When her family moved to the West Coast near the end of high school, it opened up a whole new world of opportunity. Aujlay took up tennis, and later turned her attention to wheelchair racing—a sport which took her to international-level competition.
But a recent surgery—Aujlay had rods put in her back to correct scoliosis—slowed her down for a while.
“It was a really extensive surgery and unfortunately there were complications, so I ended up spending six weeks in ICU, and then six months in hospital,” she says. “I’m not the type of person who sits still for very long, so to be forced to do that was absolutely horrible.”
After the surgery, she could no longer participate in racing. At first she thought she would be OK, that perhaps athletics was just a phase in her life.
“But the more I gravitated away from sport, the more I realized that it was actually a part of who I was,” she says.
And so began the search for a new athletic endeavor.
“I’ve tried other sports since recovering from my surgery and nothing has really clicked with me as much as rowing has, so I’m pretty excited about it,” she says.
When it comes to equipment modifications, Aujlay uses a fixed seat, as opposed to a sliding seat. Her oars are shortened slightly, to lighten the load, and her shell has pontoons affixed to either side for added stability.

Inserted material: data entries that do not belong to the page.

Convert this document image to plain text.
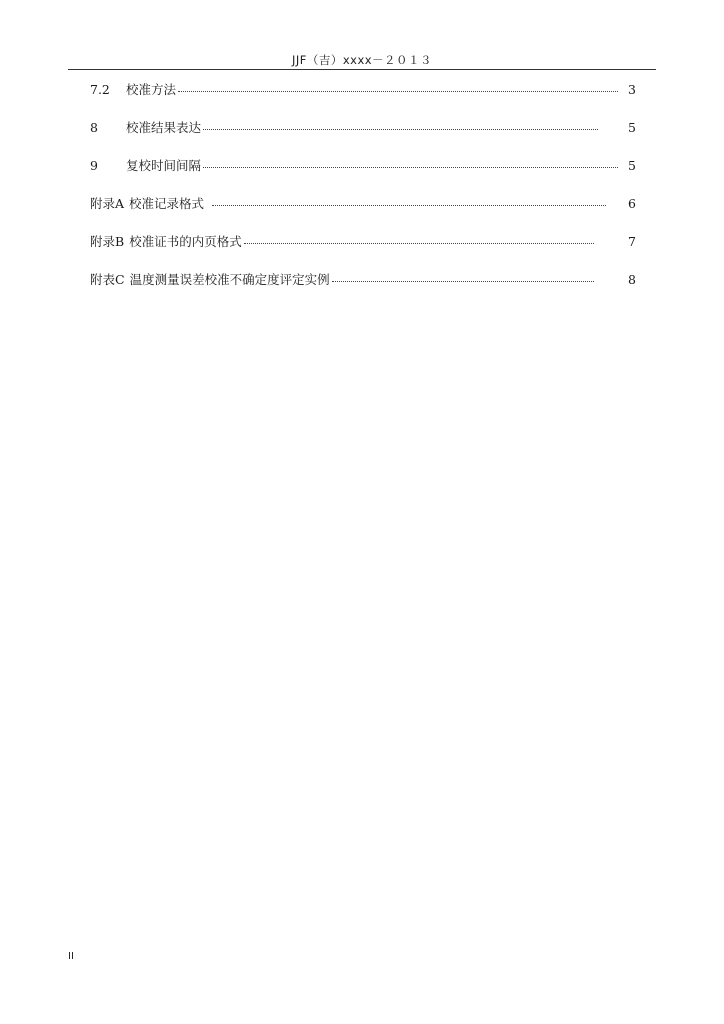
JJF（吉）xxxx－２０１３
7.2	校准方法	3
8	校准结果表达	5
9	复校时间间隔	5
附录A 校准记录格式	6
附录B 校准证书的内页格式	7
附表C 温度测量误差校准不确定度评定实例	8
II
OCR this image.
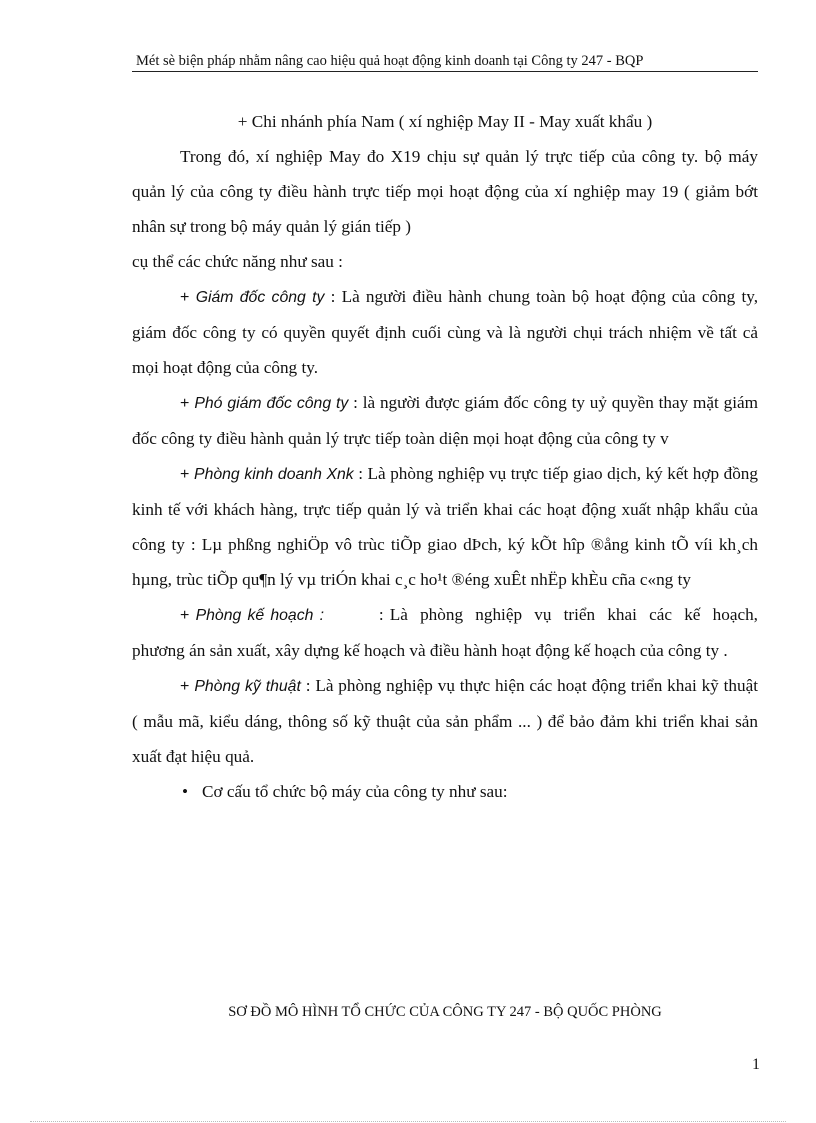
Mét sè biện pháp nhằm nâng cao hiệu quả hoạt động kinh doanh tại Công ty 247 - BQP

+ Chi nhánh phía Nam ( xí nghiệp May II - May xuất khẩu )

Trong đó, xí nghiệp May đo X19 chịu sự quản lý trực tiếp của công ty. bộ máy quản lý của công ty điều hành trực tiếp mọi hoạt động của xí nghiệp may 19 ( giảm bớt nhân sự trong bộ máy quản lý gián tiếp )

cụ thể các chức năng như sau :

+ Giám đốc công ty : Là người điều hành chung toàn bộ hoạt động của công ty, giám đốc công ty có quyền quyết định cuối cùng và là người chụi trách nhiệm về tất cả mọi hoạt động của công ty.

+ Phó giám đốc công ty : là người được giám đốc công ty uỷ quyền thay mặt giám đốc công ty điều hành quản lý trực tiếp toàn diện mọi hoạt động của công ty v

+ Phòng kinh doanh Xnk : Là phòng nghiệp vụ trực tiếp giao dịch, ký kết hợp đồng kinh tế với khách hàng, trực tiếp quản lý và triển khai các hoạt động xuất nhập khẩu của công ty : Lµ phßng nghiÖp vô trùc tiÕp giao dÞch, ký kÕt hîp ®ång kinh tÕ víi kh¸ch hµng, trùc tiÕp qu¶n lý vµ triÓn khai c¸c ho¹t ®éng xuÊt nhËp khÈu cña c«ng ty

+ Phòng kế hoạch :         : Là  phòng  nghiệp  vụ  triển  khai  các  kế  hoạch, phương án sản xuất, xây dựng kế hoạch và điều hành hoạt động kế hoạch của công ty .

+ Phòng kỹ thuật : Là phòng nghiệp vụ thực hiện các hoạt động triển khai kỹ thuật ( mẫu mã, kiểu dáng, thông số kỹ thuật của sản phẩm ... ) để bảo đảm khi triển khai sản xuất đạt hiệu quả.

• Cơ cấu tổ chức bộ máy của công ty như sau:

SƠ ĐỒ MÔ HÌNH TỔ CHỨC CỦA CÔNG TY 247 - BỘ QUỐC PHÒNG
1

Other than that, her equipment is essentially the same as that used by able-bodied rowers.
“It’s actually, I think, quite liberating for someone who has mobility restrictions to get out on the water and be able to do what everyone else is doing,” Aujlay says.
Athletes with vision impairment or an intellectual impairment will usually row in conventional boats that do not need modifications.

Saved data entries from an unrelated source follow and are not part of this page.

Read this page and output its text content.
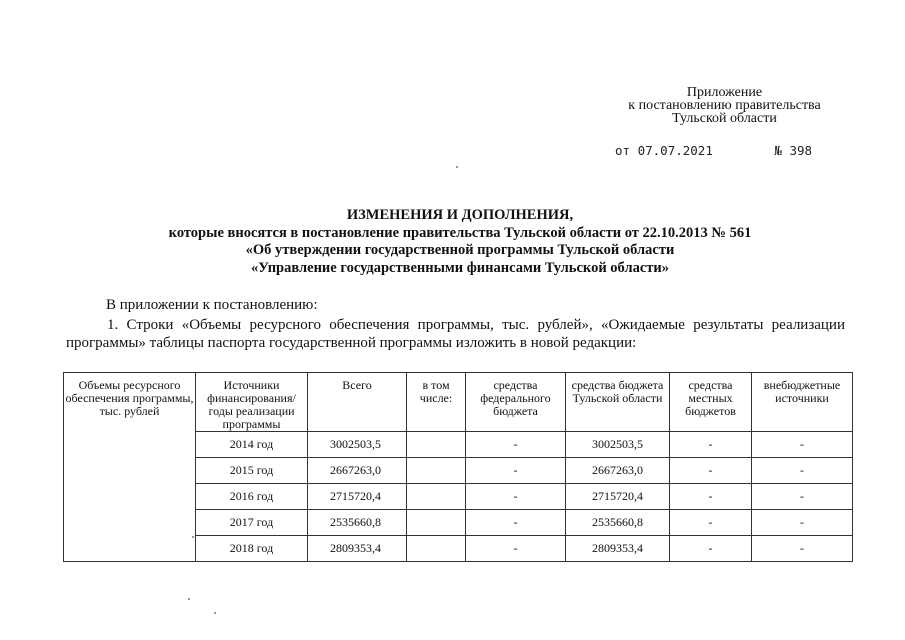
Приложение
к постановлению правительства
Тульской области
от 07.07.2021	№ 398
ИЗМЕНЕНИЯ И ДОПОЛНЕНИЯ,
которые вносятся в постановление правительства Тульской области от 22.10.2013 № 561
«Об утверждении государственной программы Тульской области
«Управление государственными финансами Тульской области»
В приложении к постановлению:
1. Строки «Объемы ресурсного обеспечения программы, тыс. рублей», «Ожидаемые результаты реализации программы» таблицы паспорта государственной программы изложить в новой редакции:
Объемы ресурсного обеспечения программы, тыс. рублей	Источники финансирования/ годы реализации программы	Всего	в том числе:	средства федерального бюджета	средства бюджета Тульской области	средства местных бюджетов	внебюджетные источники
	2014 год	3002503,5		-	3002503,5	-	-
	2015 год	2667263,0		-	2667263,0	-	-
	2016 год	2715720,4		-	2715720,4	-	-
	2017 год	2535660,8		-	2535660,8	-	-
	2018 год	2809353,4		-	2809353,4	-	-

Former Canadian Olympic rower Joy Fera, who was one of the founders of Delta Deas Rowing Club, says she is thrilled with the addition of the adaptive rowing program.
“Sports can be enjoyed to a great extent by those with disabilities,” says the Tsawwassen resident, adding that one of the legacies of the 2010 Paralympic Winter Games held in Vancouver is an increased awareness of and respect for physically disabled athletes.
Adaptive events were added to the World Rowing Championships in 2002 and an intellectually disabled category was added in 2009. This summer, adaptive rowing will make its second Paralympic appearance at the London Olympics after debuting at the 2008 Summer Paralympic Games in Beijing, China.
Fera hopes the televised exposure will draw more attention to the sport.
“Hopefully they will show that coverage in Canada,” she says. “That should also inspire those that might be reluctant,” she adds, explaining some would-be adaptive rowers might be apprehensive about the water, depending on their ability to swim.
Fera gets out to the Delta Deas Rowing Club regularly and says she has enjoyed meeting some of the adaptive program participants.
“It’s just delightful to watch the progress being made by those learning,” she says.
Aujlay has only been out on the water a handful of times this season, but she’s quickly picking up the rowing lexicon, feeling her core muscles strengthen and becoming more comfortable putting her complete trust in the coaches—who keep her safety paramount.
“Every time that we go out, I personally feel more and more confident,” Aujlay says.
As the weather warms up, she plans to start rowing more frequently and looks forward to getting better—and faster.
“I would like to actually pursue this competitively,” she says. “But I’m still learning the ropes.”